By Fine Print Staff
The University of Florida is asking publications to remove private free-standing newspaper boxes, like the one pictured above, to be replaced by UF’s own tiered, modular boxes and will charge publications $50 per year per one newspaper slot.
Last week the Gainesville Sun published an article highlighting the University of Florida’s initiative to remove The Alligator’s signature orange boxes from campus and replace them with black, modular boxes. The article focused on how this initiative will affect The Alligator and its right to unique visibility and control of the paper.
And yes, this will affect The Alligator. But it will also affect every other publication and student at UF.
The UF mandate to eliminate all free-standing private boxes and replace them with UF-sanctioned modular boxes requires that anyone wishing to distribute on campus must purchase space in the modular boxes at $50 per box per year.
This cost will work to stifle free speech, the diversity of voices on campus, and the free flow of information to students.
UF’s College of Journalism and Communications is one of the best journalism schools in the country, so new student publications and projects are not uncommon. But starting a publication is costly, and this UF regulation will present a new obstacle for these fledgling publications. The new cost to be able to distribute on campus will also affect small publications that rely on limited funding for printing and operating costs. These publications are not likely to have a large enough budget, if one exists at all, to afford box distribution on campus with UF’s soon-to-be-implemented fees.
New publications and those with limited income often buy used newspaper boxes to increase distribution at a reasonable, one-time cost to the publication. Those boxes can be painted with free paint and set up for free in line with fellow free-standing newspaper boxes.
Now in order to cover the same ground where those boxes once stood all together in an eye-catching colorful block, it will cost publications a minimum of $1,000 per year for the same distribution space (equivalent to 20 box slots at $50 each) — and as The Alligator points out, only to gain a small anonymous spot.
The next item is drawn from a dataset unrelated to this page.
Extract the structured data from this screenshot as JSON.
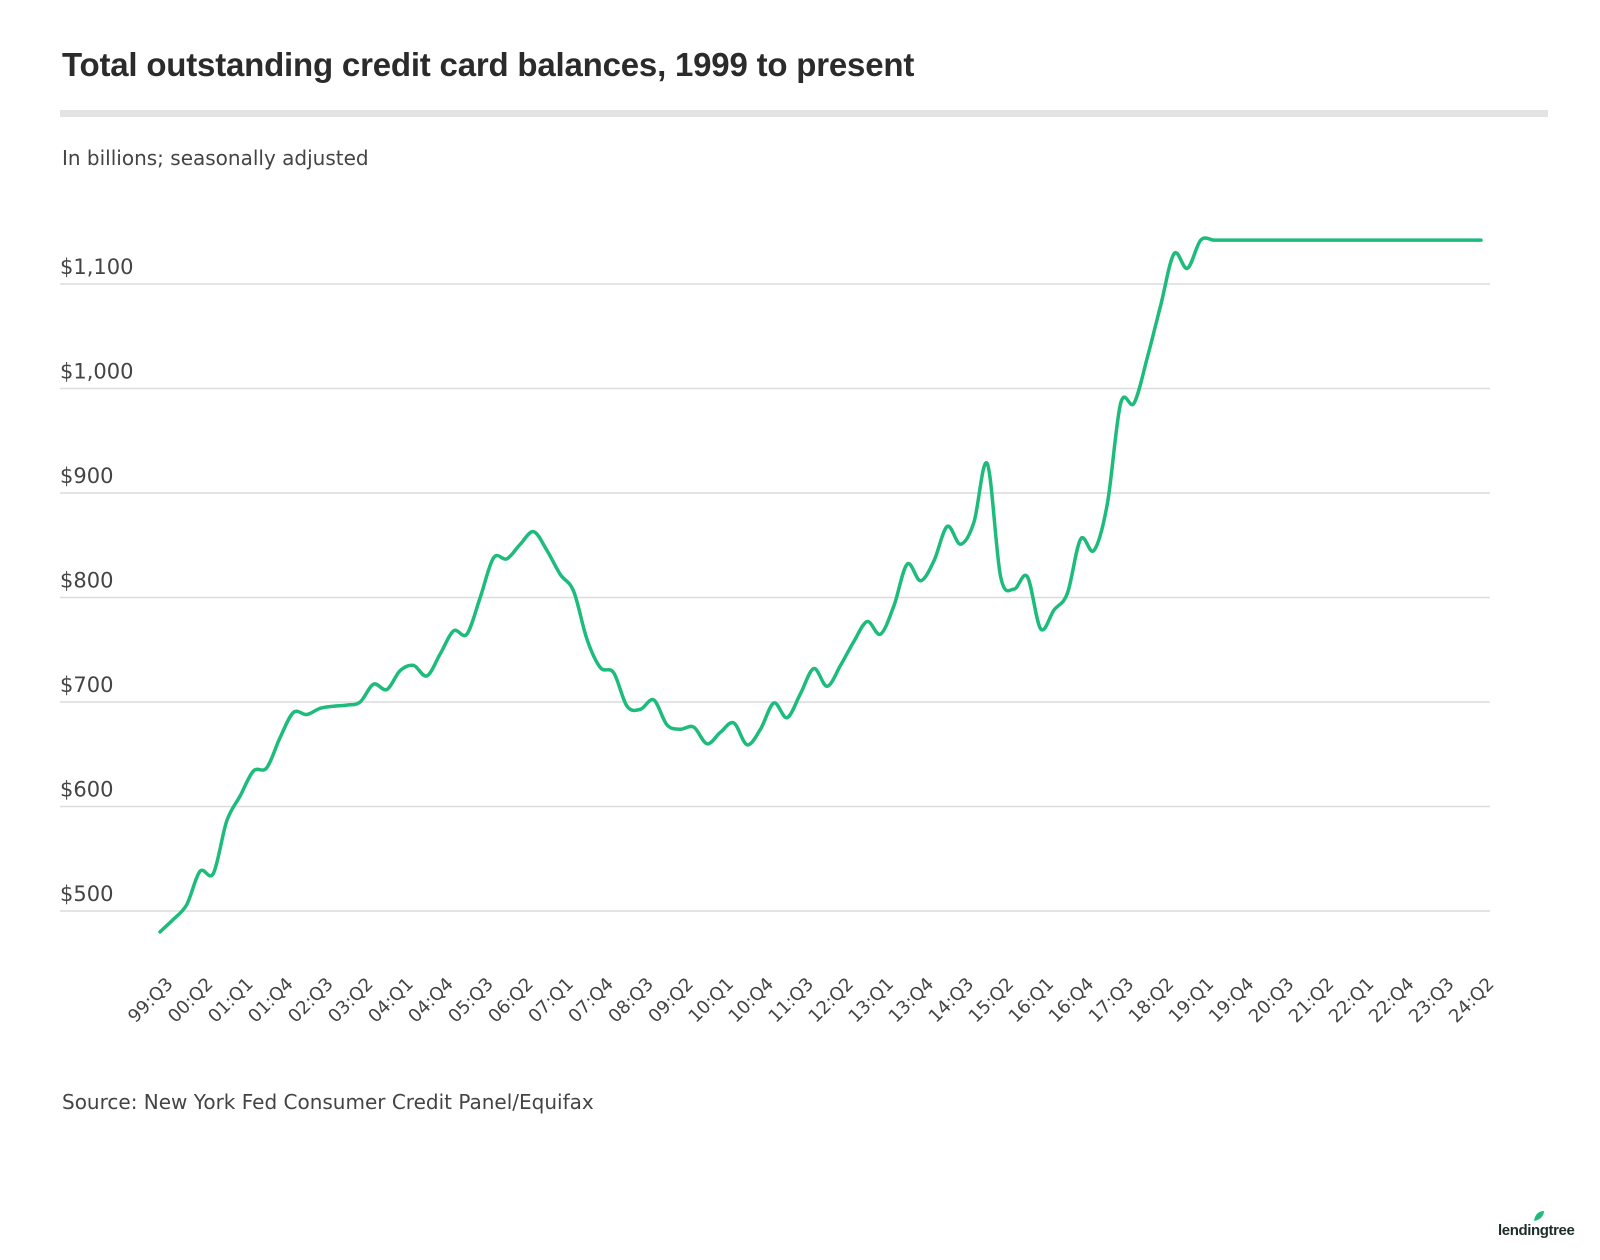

In addition, putting extra pressure on publications to raise more funds just to distribute on the UF campus could negatively affect the content of those publications and their ability to cover the stories and issues they deem important to readers. As it stands, most free papers, or papers that are not-for-profit, do not have allegiance to organizations, advertisers or board of directors. Because they do not have financial backing from any one of these, they are free to investigate any story, criticize leadership and align with whatever politics they please. Introducing money and legislation to the distribution of student- or locally-produced media on campus is an extreme disservice to UF students. These free-thinking papers, with little to no budget for distribution, are at risk of being thrown off the radar, or at best, drowned out by publications with more funding.
UF students of the past had the privilege of freedom of speech, freedom of the press, and the freedom to choose and consume from a wide array of voices. Gainesville and UF together were once known as the Berkeley of the South for their radical and progressive ‘60s and ‘70s students who greatly exercised free speech on campus. From radical feminist literature to independent political and local magazines like Moon Magazine and Prairie Fire, past UF students produced exceptional and timeless journalism and political theory that was printed and then yes, distributed, on campus. Now, it looks like UF students of the future will have a limited number of free speech outlets, and those that are left will come with limitations to speech as a result of allegiances to advertisers or other funding sources.
UF is once again putting their financial burdens on the backs of students.
We’ve shown the school that it’s not okay to impose block tuition on students and it’s not okay to get rid of the entire Department of Computer and Information Science and Engineering (CISE) to aid in UF’s financial troubles. Now it’s time to tell them that we will not accept this assault on free speech.
UF students deserve to have a diverse selection of student and local publications to choose from. The decision to tax the distribution of all publications on campus, student-produced or otherwise, will not only eliminate The Alligator’s orange boxes, but it will also risk the elimination of all existing and future publications with a different or independent point of view who struggle just to be in print, let alone distributed on campus.
Keep free speech free!
Editor’s Note: The Fine Print receives a grant twice per year from Campus Progress, a division of the Center for American Progress, for printing and operational costs. This upcoming fall semester we will receive $2,500. However, Campus Progress, as stated on their website here, does “not require students to advance specific views, nor do we [Campus Progress] censor or exercise prior review over sponsored organizations.” All of the Campus Progress grant money goes toward printing costs.